We can get away with using None and Futures directly here because we know argon2id.kdf only ever returns bytes, meaning there’s no chance of confusing None or Futures with actual return values. If we were dealing with a function that might return either of these values, we could move to storing 2-tuples where one entry is used as an explicit record of current state, like so: (INITIAL, None), (UNDERWAY, <Future>), (COMPLETE, <result>). We could also wrap this state in a custom class.

In light of the above discussion, here’s a generalized example. This one makes no assumptions about the async function it is caching. I bet you could adapt this into an async_lru_cache decorator pretty easily.

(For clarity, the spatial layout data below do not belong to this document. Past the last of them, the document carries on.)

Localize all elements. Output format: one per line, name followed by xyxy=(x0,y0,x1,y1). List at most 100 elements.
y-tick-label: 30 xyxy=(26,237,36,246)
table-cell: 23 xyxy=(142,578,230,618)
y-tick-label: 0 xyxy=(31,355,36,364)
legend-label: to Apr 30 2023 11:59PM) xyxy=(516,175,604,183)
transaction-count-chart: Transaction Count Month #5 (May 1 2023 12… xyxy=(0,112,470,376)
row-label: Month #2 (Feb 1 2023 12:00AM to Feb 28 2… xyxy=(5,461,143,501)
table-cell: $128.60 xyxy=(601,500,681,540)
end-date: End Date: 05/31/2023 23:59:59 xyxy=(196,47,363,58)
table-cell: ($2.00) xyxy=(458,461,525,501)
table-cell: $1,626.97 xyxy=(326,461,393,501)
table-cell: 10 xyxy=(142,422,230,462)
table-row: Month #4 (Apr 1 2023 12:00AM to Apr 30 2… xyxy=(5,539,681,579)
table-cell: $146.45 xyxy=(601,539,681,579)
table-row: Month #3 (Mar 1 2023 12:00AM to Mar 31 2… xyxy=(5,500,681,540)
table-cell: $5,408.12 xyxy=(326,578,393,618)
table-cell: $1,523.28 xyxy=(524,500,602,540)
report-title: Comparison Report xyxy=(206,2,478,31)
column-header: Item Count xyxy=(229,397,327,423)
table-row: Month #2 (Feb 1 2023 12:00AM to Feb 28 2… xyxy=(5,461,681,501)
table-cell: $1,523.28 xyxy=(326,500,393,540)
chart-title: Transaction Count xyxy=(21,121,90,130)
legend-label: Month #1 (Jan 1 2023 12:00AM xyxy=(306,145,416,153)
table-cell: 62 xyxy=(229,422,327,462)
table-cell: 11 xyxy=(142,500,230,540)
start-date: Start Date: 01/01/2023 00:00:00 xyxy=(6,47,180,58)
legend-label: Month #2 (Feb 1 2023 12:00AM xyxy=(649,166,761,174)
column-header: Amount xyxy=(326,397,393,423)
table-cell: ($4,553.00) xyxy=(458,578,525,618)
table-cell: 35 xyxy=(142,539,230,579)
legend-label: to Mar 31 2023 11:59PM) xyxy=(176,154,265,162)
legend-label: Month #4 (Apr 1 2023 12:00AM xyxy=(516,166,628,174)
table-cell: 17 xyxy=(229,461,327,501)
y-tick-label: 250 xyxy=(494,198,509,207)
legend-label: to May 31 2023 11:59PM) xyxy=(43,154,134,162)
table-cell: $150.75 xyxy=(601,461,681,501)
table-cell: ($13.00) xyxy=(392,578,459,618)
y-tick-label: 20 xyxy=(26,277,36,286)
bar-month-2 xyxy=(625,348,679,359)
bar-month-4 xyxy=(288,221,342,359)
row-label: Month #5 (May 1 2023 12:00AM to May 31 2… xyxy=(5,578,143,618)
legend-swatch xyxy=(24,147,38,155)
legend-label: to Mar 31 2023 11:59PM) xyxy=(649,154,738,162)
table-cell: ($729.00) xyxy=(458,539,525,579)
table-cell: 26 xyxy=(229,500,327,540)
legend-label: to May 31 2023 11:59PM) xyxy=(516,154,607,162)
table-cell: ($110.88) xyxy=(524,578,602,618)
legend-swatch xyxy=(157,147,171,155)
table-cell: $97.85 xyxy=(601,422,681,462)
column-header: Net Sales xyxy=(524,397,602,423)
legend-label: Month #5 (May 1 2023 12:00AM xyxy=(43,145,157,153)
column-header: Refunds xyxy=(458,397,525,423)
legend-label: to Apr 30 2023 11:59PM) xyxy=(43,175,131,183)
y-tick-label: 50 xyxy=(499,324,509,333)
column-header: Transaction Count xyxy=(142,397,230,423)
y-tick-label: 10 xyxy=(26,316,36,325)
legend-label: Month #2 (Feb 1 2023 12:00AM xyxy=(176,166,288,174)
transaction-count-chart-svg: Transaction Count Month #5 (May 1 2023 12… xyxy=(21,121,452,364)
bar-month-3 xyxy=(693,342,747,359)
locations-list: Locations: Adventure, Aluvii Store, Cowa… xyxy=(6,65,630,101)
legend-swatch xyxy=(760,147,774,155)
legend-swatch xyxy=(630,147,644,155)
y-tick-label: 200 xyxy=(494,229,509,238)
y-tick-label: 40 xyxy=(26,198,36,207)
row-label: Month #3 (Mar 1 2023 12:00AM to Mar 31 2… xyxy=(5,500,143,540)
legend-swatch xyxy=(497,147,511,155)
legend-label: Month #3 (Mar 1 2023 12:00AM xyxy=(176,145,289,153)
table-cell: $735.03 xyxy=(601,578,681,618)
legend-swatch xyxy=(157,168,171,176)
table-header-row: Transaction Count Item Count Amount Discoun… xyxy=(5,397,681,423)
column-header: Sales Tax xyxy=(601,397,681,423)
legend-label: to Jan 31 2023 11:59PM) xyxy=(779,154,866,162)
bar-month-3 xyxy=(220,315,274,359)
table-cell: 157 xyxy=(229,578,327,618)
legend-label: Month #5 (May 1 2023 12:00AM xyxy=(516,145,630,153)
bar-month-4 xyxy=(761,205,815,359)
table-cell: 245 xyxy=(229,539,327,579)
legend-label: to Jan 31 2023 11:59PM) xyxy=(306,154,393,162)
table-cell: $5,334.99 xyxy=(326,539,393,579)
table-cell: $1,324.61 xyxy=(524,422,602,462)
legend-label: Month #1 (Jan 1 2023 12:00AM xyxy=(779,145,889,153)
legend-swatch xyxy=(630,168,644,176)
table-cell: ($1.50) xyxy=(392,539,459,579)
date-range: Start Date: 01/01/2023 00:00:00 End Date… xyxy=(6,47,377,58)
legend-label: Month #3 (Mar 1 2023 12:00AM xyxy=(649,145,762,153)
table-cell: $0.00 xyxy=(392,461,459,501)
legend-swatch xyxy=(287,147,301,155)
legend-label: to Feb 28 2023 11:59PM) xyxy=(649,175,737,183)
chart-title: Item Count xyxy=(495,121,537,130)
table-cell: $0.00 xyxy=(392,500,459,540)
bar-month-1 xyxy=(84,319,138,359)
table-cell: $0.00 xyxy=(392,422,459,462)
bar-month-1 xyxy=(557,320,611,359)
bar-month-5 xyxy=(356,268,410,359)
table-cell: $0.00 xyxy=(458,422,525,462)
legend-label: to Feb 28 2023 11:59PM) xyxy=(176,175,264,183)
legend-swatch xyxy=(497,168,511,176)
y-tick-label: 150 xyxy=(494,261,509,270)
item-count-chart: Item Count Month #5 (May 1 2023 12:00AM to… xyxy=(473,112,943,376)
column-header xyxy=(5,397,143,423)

from functools import lru_cache
from enum import Enum
import asyncio

async def slow_function(*args, **kwargs):
    ...  # do work, return result


class Record:
    state = INITIAL
    value = None
    def update(self, state, value):
        self.state, self.value = state, value

@lru_cache  # default size: 128
def _dummy(*args, **kwargs):
    return Record()

async def cached_slow_function(*args, **kwargs):
    record = _dummy(*args, **kwargs)

    if record.state is INITIAL:
        record.update(UNDERWAY, slow_function(*args, **kwargs))

    if record.state is UNDERWAY:
        new_future = asyncio.get_event_loop().create_future()
        record.value.add_done_callback(lambda worker: new_future.set_result(worker.result()))
        record.update(COMPLETE, await new_future)

    assert record.state is COMPLETE
    return record.value

A quick aside for Python devs coming to asyncio from a twisted background: one big difference between asyncio’s Futures and twisted’s Deferreds is that while Deferreds’ callbacks are invoked in a chain with each callback being passed the previous one’s return value, each callback on a Future is passed a reference to the completed Future itself, i.e. the value passed to any given callback on a Future is totally independent of the behavior of any other callback. This may or may not be what you were expecting.

Another, more general note: We could just as easily have used 2-tuples here instead of class Record – and in fact, we’d probably get better performance that way – but I think the code reads better this way. Similarly, the assert near the end is totally unnecessary, but it helps clarify the program logic. As a rule, I try to optimize for readability first, then profile the code and optimize for performance only in hotspots.

In this case, the overhead of instantiating and resolving references against Record objects is likely dwarfed by the overhead of running slow_function, so we would likely only see marginal benefit from performance optimizations, meaning that optimizing for readability – as Python is designed to encourage – is almost certainly the right choice.